Eileen answered him.

“Oh, you can’t keep me back by insidious remarks like that! Mother spends most of her days in church, and the rest of them reading naughty novels which keep her from ascending straight to heaven without the necessity of dying first. She is never lonely because her spirit is in touch with those she loves, in this world or the other. And isn’t that the truth I’m after talking, mother o’ mine!”

“I never knew more than one O’Connor who told the truth yet,” said the lady, “and that’s yourself, my dear. And it’s a frightening way you have with it that would scare the devil out of his skin.”
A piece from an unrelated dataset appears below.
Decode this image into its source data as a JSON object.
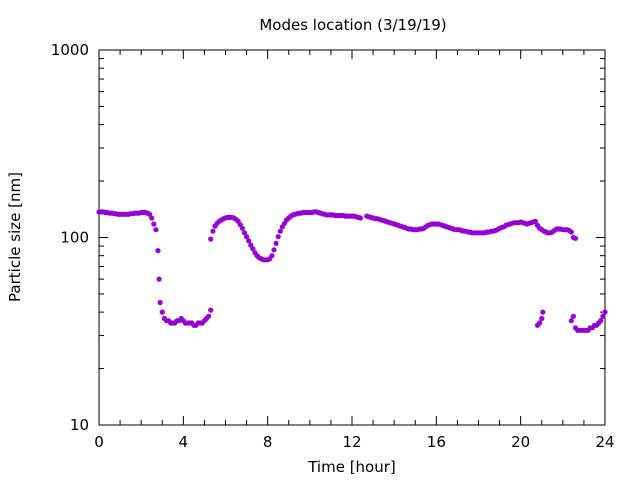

They were pleasant hours with Eileen, and when she went away from Charing Cross one morning with Dr. Small, five hospital nurses and two Americans of the Red Cross, I wished with all my heart that Wickham Brand had asked her and not Elsa von Kreuzenach to be his wife. That was an idle wish, for the next morning Brand and I crossed over to France, and on the way to Paris my friend told me that the thought of meeting Elsa after those months of separation excited him so that each minute seemed an hour. And as he told me that he lit a cigarette and I saw that his hand was trembling, because of this nervous strain.